Showrooms are a big part of the fashion industry. It's where boutique and department store representative, or buyers, go to choose the clothes they want to carry in their stores. But for emerging designers, showrooms are often cost-prohibitive. And that's where Showroom New York comes in.
"It's impossible to break into the market unless you have lots of money, rich parents or a backer," May Kosaka said. "It's definitely difficult for young designers."
Kosaka graduated from FIT last year, and she's showing her line, called Mothe, at Showroom New York.
"We are getting designers ready for market," Samantha Bhatty said.
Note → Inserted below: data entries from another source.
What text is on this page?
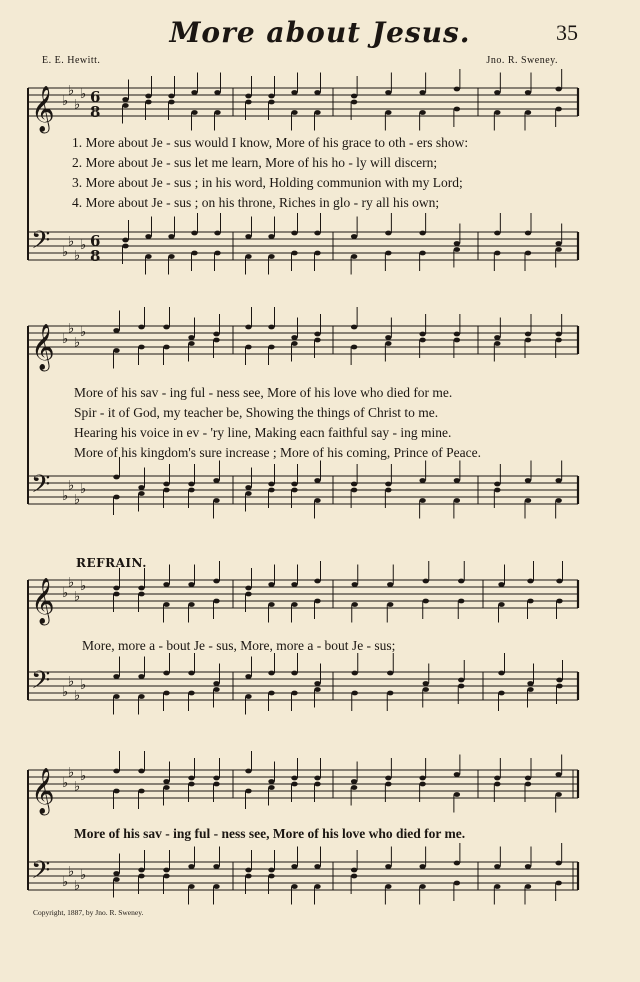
More about Jesus.	35
E. E. Hewitt.	Jno. R. Sweney.
𝄞
𝄢
♭
♭
♭
♭
♭
♭
♭
♭
6
8
6
8
𝄞
𝄢
♭
♭
♭
♭
♭
♭
♭
♭
𝄞
𝄢
♭
♭
♭
♭
♭
♭
♭
♭
𝄞
𝄢
♭
♭
♭
♭
♭
♭
♭
♭
1. More about Je - sus would I know, More of his grace to oth - ers show:
2. More about Je - sus let me learn, More of his ho - ly will discern;
3. More about Je - sus ; in his word, Holding communion with my Lord;
4. More about Je - sus ; on his throne, Riches in glo - ry all his own;
More of his sav - ing ful - ness see, More of his love who died for me.
Spir - it of God, my teacher be, Showing the things of Christ to me.
Hearing his voice in ev - 'ry line, Making eacn faithful say - ing mine.
More of his kingdom's sure increase ; More of his coming, Prince of Peace.
REFRAIN.
More, more a - bout Je - sus, More, more a - bout Je - sus;
More of his sav - ing ful - ness see, More of his love who died for me.
Copyright, 1887, by Jno. R. Sweney.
Bhatty runs the showroom. It's not for profit and funded, in part, by a New York state grant. Only new designers may apply to show here, and to qualify, they have to make their lines in New York.
The showroom charges a 10 percent commission on sales, but in exchange, the designers get exposure and guidance.
Male designers are welcome, but right now all 15 designers are women.
The showroom has the tools to get buyers in, and for the designers, it's less expensive than showing at traditional showrooms. Plus, the Garment Center location is convenient.
And of course, the state wants designers to stay in New York. The showroom helps give them a platform, and the goal is that they fly on their own in two to three seasons.
Showroom New York opened two years ago, and already some designers are on their way, selling their lines at big stores. Showroom New York, by the way, even has sample sales.